Two Scribbles, A Memory

Twenty three and half years
Distilled, few black dots on white
Two scribbles, The End.

I penned this little poem last year on this day. This was the day we signed our divorce papers at the mediator's office. The document had exactly 24 pages and we had to initial each page, and sign at the end. As I was going through the motions, my heart was hurting very much. Every page I initialed and gave to him, I felt like I was tearing away a piece of me. But I did it, then walked out of the office, managed to smile a goodbye as well. Then I drove to a holiday party. My friends had put together a fantastic spread, but my time spent with them is just a blur. I remember talking a lot about my marriage and the papers, may be I had bored the hell out of them. But they all were very compassionate, and made me feel very cared for. I will remain ever grateful for their love and kindness during that time.

So how do I feel today? Well, I can give you a good comparison. The great poet Rabindranath Tagore had penned poetry for every possible emotion that we humans can ever face, and gave it an appropriate tune as well. Today two songs come to mind that can aptly depict then and now. My Bengali friends will understand the beauty of the lyrics and their appropriateness. I have attempted to translate the lyrics for my non-Bengali friends. Please forgive me if I cannot make justice to the poet's intensity.

Last year, at this time, I felt I was tossing about in the ocean, within a raging storm, pelting rain and high ferocious waves, with no flotation device. I was bobbing up and down, gasping for air, barely managing to keep afloat. I was feeling like I was drowning - scared, very sad, distraught, distressed, depressed, confused - feeling like there was no way out of this. The attachment to the 23+ years of life was severe, and as it was being amputated, the wound was bleeding profusely. I was lost and exhausted, totally devoid of strength.


Where is the end for this road? What is at that end?
All this desire, all this effort, where does this lead to?
Where is the end for this road? What is at that end?
Waves of tears fill my heart and throat, 
All I see in front is darkness
They say that there is a bank out there, a beach somewhere to land on
But where is it?
Where is the end for this road? What is at that end?
Today I look back at my life and it is like an elaborate illusion
I understand that there is no end to craving
That is why my heart fears so
This boat is wandering rudderless with broken and torn sails, and with no destination.
Where is the end for this road? What is at that end?
- Translation and faults are all mine

This year, it is different. I find myself on a raft, still mid-ocean. The raging storm is gone, the waves are quieter, though sometimes they still get high. There is some sunshine, some fog. I have enough supplies on the raft to keep me going for a while. However, I do not have a compass or a map or oars. So, I am sitting here, learning to be patient with myself and my emotions, learning to trust the great healer that is Time. And a part of me is gently saying goodbye to the past, with some pain still throbbing. I will not return, I know. Metamorphosis is happening, it is very slow and it is very raw. When the wind touches my skin, it singes me.

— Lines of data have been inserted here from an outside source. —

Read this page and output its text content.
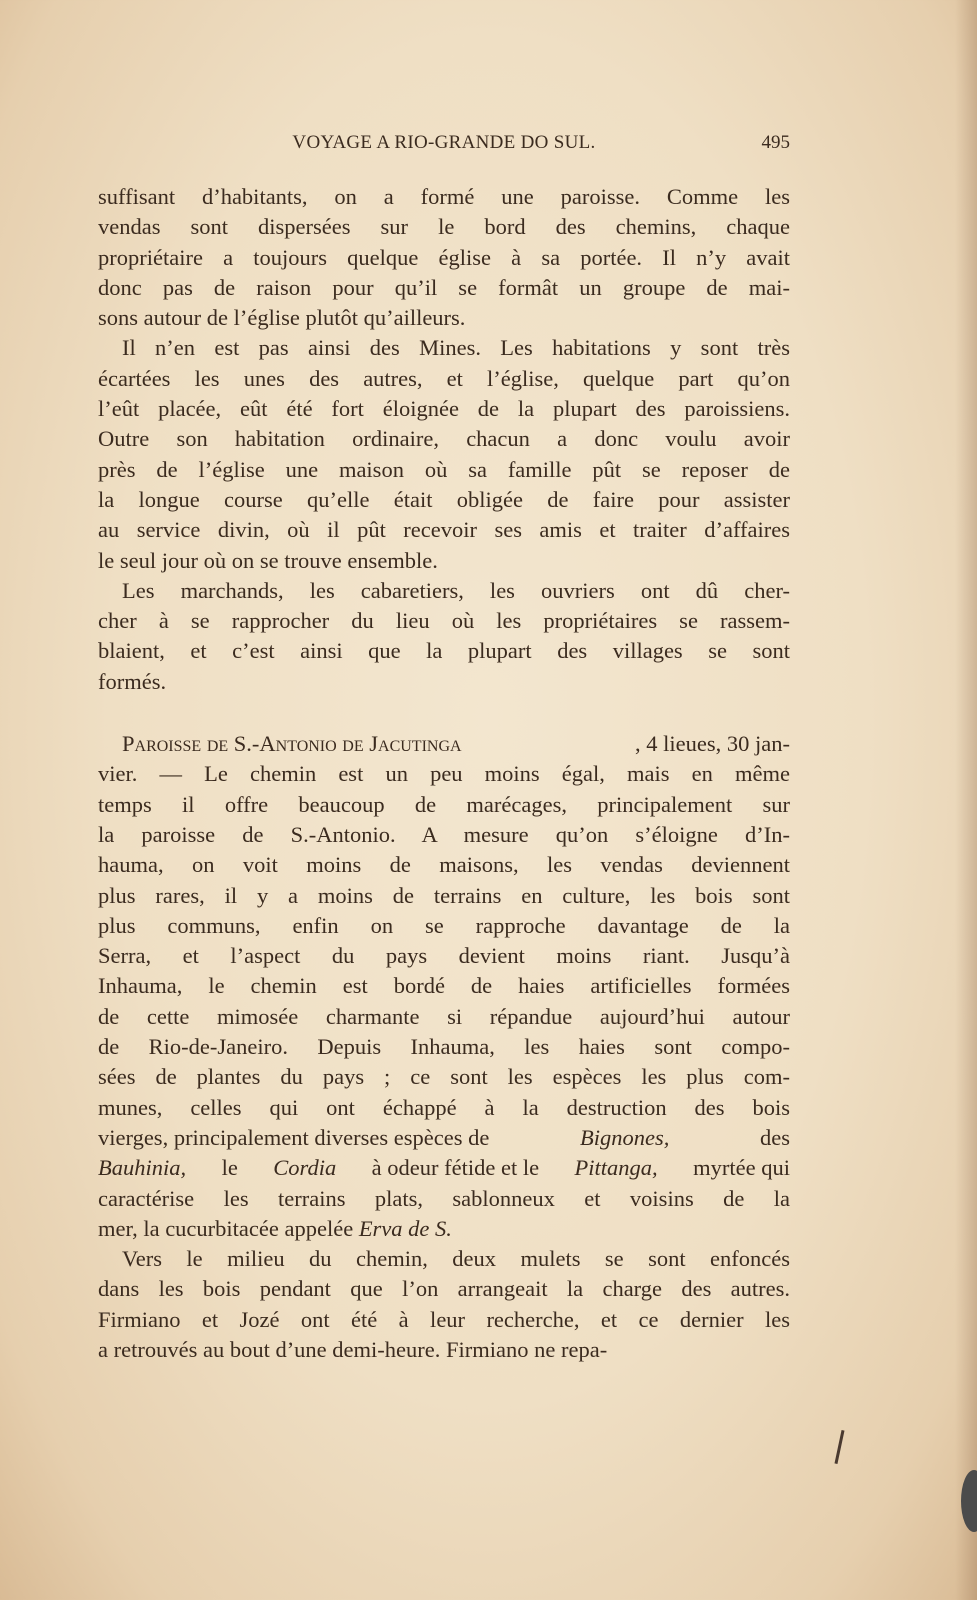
VOYAGE A RIO-GRANDE DO SUL.	495
suffisant d’habitants, on a formé une paroisse. Comme les
vendas sont dispersées sur le bord des chemins, chaque
propriétaire a toujours quelque église à sa portée. Il n’y avait
donc pas de raison pour qu’il se formât un groupe de mai-
sons autour de l’église plutôt qu’ailleurs.
Il n’en est pas ainsi des Mines. Les habitations y sont très
écartées les unes des autres, et l’église, quelque part qu’on
l’eût placée, eût été fort éloignée de la plupart des paroissiens.
Outre son habitation ordinaire, chacun a donc voulu avoir
près de l’église une maison où sa famille pût se reposer de
la longue course qu’elle était obligée de faire pour assister
au service divin, où il pût recevoir ses amis et traiter d’affaires
le seul jour où on se trouve ensemble.
Les marchands, les cabaretiers, les ouvriers ont dû cher-
cher à se rapprocher du lieu où les propriétaires se rassem-
blaient, et c’est ainsi que la plupart des villages se sont
formés.
Paroisse de S.-Antonio de Jacutinga	, 4 lieues, 30 jan-
vier. — Le chemin est un peu moins égal, mais en même
temps il offre beaucoup de marécages, principalement sur
la paroisse de S.-Antonio. A mesure qu’on s’éloigne d’In-
hauma, on voit moins de maisons, les vendas deviennent
plus rares, il y a moins de terrains en culture, les bois sont
plus communs, enfin on se rapproche davantage de la
Serra, et l’aspect du pays devient moins riant. Jusqu’à
Inhauma, le chemin est bordé de haies artificielles formées
de cette mimosée charmante si répandue aujourd’hui autour
de Rio-de-Janeiro. Depuis Inhauma, les haies sont compo-
sées de plantes du pays ; ce sont les espèces les plus com-
munes, celles qui ont échappé à la destruction des bois
vierges, principalement diverses espèces de	Bignones,	des
Bauhinia, le Cordia à odeur fétide et le Pittanga, myrtée qui
caractérise les terrains plats, sablonneux et voisins de la
mer, la cucurbitacée appelée Erva de S.
Vers le milieu du chemin, deux mulets se sont enfoncés
dans les bois pendant que l’on arrangeait la charge des autres.
Firmiano et Jozé ont été à leur recherche, et ce dernier les
a retrouvés au bout d’une demi-heure. Firmiano ne repa-
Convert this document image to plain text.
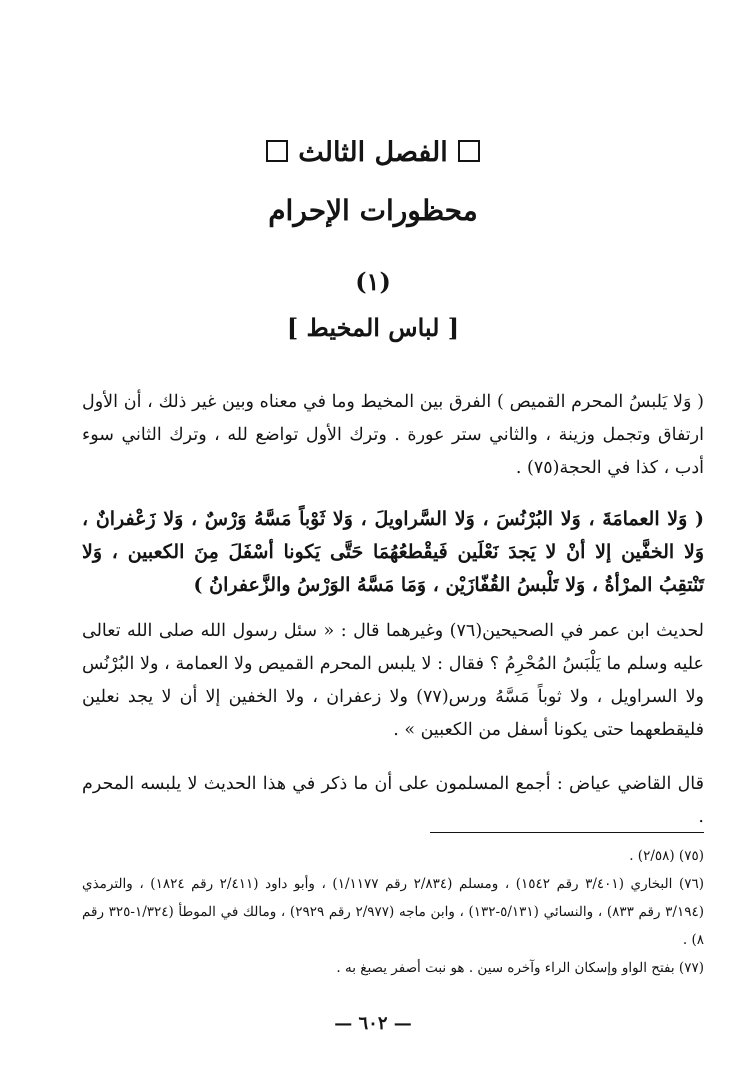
الفصل الثالث
محظورات الإحرام
(١)
[ لباس المخيط ]

( وَلا يَلبسُ المحرم القميص ) الفرق بين المخيط وما في معناه وبين غير ذلك ، أن الأول ارتفاق وتجمل وزينة ، والثاني ستر عورة . وترك الأول تواضع لله ، وترك الثاني سوء أدب ، كذا في الحجة(٧٥) .

( وَلا العمامَةَ ، وَلا البُرْنُسَ ، وَلا السَّراويلَ ، وَلا ثَوْباً مَسَّهُ وَرْسٌ ، وَلا زَعْفرانٌ ، وَلا الخفَّين إلا أنْ لا يَجدَ نَعْلَين فَيقْطعُهُمَا حَتَّى يَكونا أسْفَلَ مِنَ الكعبين ، وَلا تَنْتقِبُ المرْأةُ ، وَلا تَلْبسُ القُفّازَيْن ، وَمَا مَسَّهُ الوَرْسُ والزَّعفرانُ )

لحديث ابن عمر في الصحيحين(٧٦) وغيرهما قال : « سئل رسول الله صلى الله تعالى عليه وسلم ما يَلْبَسُ المُحْرِمُ ؟ فقال : لا يلبس المحرم القميص ولا العمامة ، ولا البُرْنُس ولا السراويل ، ولا ثوباً مَسَّهُ ورس(٧٧) ولا زعفران ، ولا الخفين إلا أن لا يجد نعلين فليقطعهما حتى يكونا أسفل من الكعبين » .

قال القاضي عياض : أجمع المسلمون على أن ما ذكر في هذا الحديث لا يلبسه المحرم .

(٧٥) (٢/٥٨) .

(٧٦) البخاري (٣/٤٠١ رقم ١٥٤٢) ، ومسلم (٢/٨٣٤ رقم ١/١١٧٧) ، وأبو داود (٢/٤١١ رقم ١٨٢٤) ، والترمذي (٣/١٩٤ رقم ٨٣٣) ، والنسائي (٥/١٣١-١٣٢) ، وابن ماجه (٢/٩٧٧ رقم ٢٩٢٩) ، ومالك في الموطأ (١/٣٢٤-٣٢٥ رقم ٨) .

(٧٧) بفتح الواو وإسكان الراء وآخره سين . هو نبت أصفر يصبغ به .

— ٦٠٢ —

When my steps will fall on this path no more,
Then will I stop rowing my boat to the shore,
I will end my trades and settle my debts
My visit will cease to the market place 
Remember me not then, beloved
Call not for me from those distant stars.

When dust will collect on this harp of mine
When the doors will hide behind the thorny vine,
The garden, the garb of the weeds will wear
And moss will cover the banks of the mere 
Remember me not then, beloved
Call not for me from those distant stars.

The same melody the flute will play 
The days will course in the unchanged way
Boats will be laden from the same pier,
Shepherds will frolic,
And cattle will graze in the same manner
Remember me not then, beloved
Call not for me from those distant stars.

Who is it that says I am not there that morning?
You will call me by a new name,
I will be there to join in every game
You will encircle me with renewed ties
And I will come and go as usual – the eternal I  
Remember me not then, beloved
Call not for me from those distant stars.